Ancestral 2011, VQA Prince Edward County, Hinterland Wine Co. ($23)
A wine inspired by the sparkling Gamays (sometimes with a little Poulsard thown in) from Bugey Cerdon in France’s Savoie region. The name refers to the rarely used (outside of Savoie and Gaillac) méthode ancestrale of sparkling wine production, whereby the wine is bottled before fermentation is complete. Fermentation is then allowed to continue in the bottle and the carbon dioxide that is a byproduct creates the effervescence. (Like those of far too many Ontario wineries, Hinterland’s website is stingy with production details. One sentence found there – “Using the Ancestral method, the bubbles of this wine was [sic] achieved by capturing the carbon dioxide produced during the primary fermentation” – and the lack of a deposit in the bottle suggest that they may also be using some form of the transfer method.) In any case, this is 100% Gamay Noir and 8% ABV.

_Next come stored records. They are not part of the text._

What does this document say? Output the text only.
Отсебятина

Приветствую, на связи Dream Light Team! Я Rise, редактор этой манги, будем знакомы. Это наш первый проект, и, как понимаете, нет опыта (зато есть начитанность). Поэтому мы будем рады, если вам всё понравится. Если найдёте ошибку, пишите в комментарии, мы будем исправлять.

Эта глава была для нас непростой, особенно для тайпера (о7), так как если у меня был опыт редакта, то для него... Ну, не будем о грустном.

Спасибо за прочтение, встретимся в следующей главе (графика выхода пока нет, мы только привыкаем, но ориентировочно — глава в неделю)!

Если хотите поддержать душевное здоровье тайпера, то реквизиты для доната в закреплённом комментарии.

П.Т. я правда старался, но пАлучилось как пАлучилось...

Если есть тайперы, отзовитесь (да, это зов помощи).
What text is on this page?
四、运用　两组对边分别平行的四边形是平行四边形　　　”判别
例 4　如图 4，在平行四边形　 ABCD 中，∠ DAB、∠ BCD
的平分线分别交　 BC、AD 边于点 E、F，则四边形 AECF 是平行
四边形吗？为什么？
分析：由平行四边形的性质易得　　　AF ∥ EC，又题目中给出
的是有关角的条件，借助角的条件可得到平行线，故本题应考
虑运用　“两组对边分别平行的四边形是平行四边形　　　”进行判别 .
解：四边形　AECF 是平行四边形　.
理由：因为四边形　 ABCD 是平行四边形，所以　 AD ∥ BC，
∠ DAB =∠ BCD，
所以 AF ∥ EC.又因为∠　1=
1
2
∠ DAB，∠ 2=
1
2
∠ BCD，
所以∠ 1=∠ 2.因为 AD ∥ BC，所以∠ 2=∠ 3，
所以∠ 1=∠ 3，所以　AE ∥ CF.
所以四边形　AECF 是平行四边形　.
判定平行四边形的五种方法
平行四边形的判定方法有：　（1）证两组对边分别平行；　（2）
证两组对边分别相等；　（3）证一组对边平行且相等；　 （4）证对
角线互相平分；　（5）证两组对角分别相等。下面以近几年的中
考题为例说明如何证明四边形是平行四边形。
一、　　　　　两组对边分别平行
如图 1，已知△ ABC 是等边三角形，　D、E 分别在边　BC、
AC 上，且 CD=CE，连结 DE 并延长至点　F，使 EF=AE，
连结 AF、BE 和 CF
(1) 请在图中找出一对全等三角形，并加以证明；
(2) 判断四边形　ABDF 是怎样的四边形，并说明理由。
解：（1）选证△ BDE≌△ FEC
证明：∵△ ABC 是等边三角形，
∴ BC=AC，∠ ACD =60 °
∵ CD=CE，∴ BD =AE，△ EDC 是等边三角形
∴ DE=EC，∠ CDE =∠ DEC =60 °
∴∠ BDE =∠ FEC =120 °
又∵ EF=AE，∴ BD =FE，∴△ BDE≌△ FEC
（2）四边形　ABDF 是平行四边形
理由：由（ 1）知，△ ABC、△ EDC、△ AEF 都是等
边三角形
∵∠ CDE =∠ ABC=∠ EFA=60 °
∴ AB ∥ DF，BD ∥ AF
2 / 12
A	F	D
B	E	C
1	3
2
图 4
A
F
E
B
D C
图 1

Pale strawberry pink with cotton candy glints. Foam disappears quickly; occasional small bubbles remain. Come-hither nose of yeast, strawberry and rose. Light on the palate with a fine effervescence. Fruity and off-dry, though the sweetness is tarted by bright acidity. Turns drier on the finish as minerals and a hint of earthiness emerge. Not quite up to Bugey Cerdon standards – this is simpler, more superficial, a bit more soda poppy – but not terribly far off and certainly enjoyable in its own right. Serve chilled as an outdoor sipper, an aperitif, with not very sweet stawberry- or rhubarb-based desserts or, possibly, as an accompaniment to Indian food (Bugey Cerdon works, so why not this?). (Buy again? Yes, a bottle or two for an all-Canadian dinner or picnic.)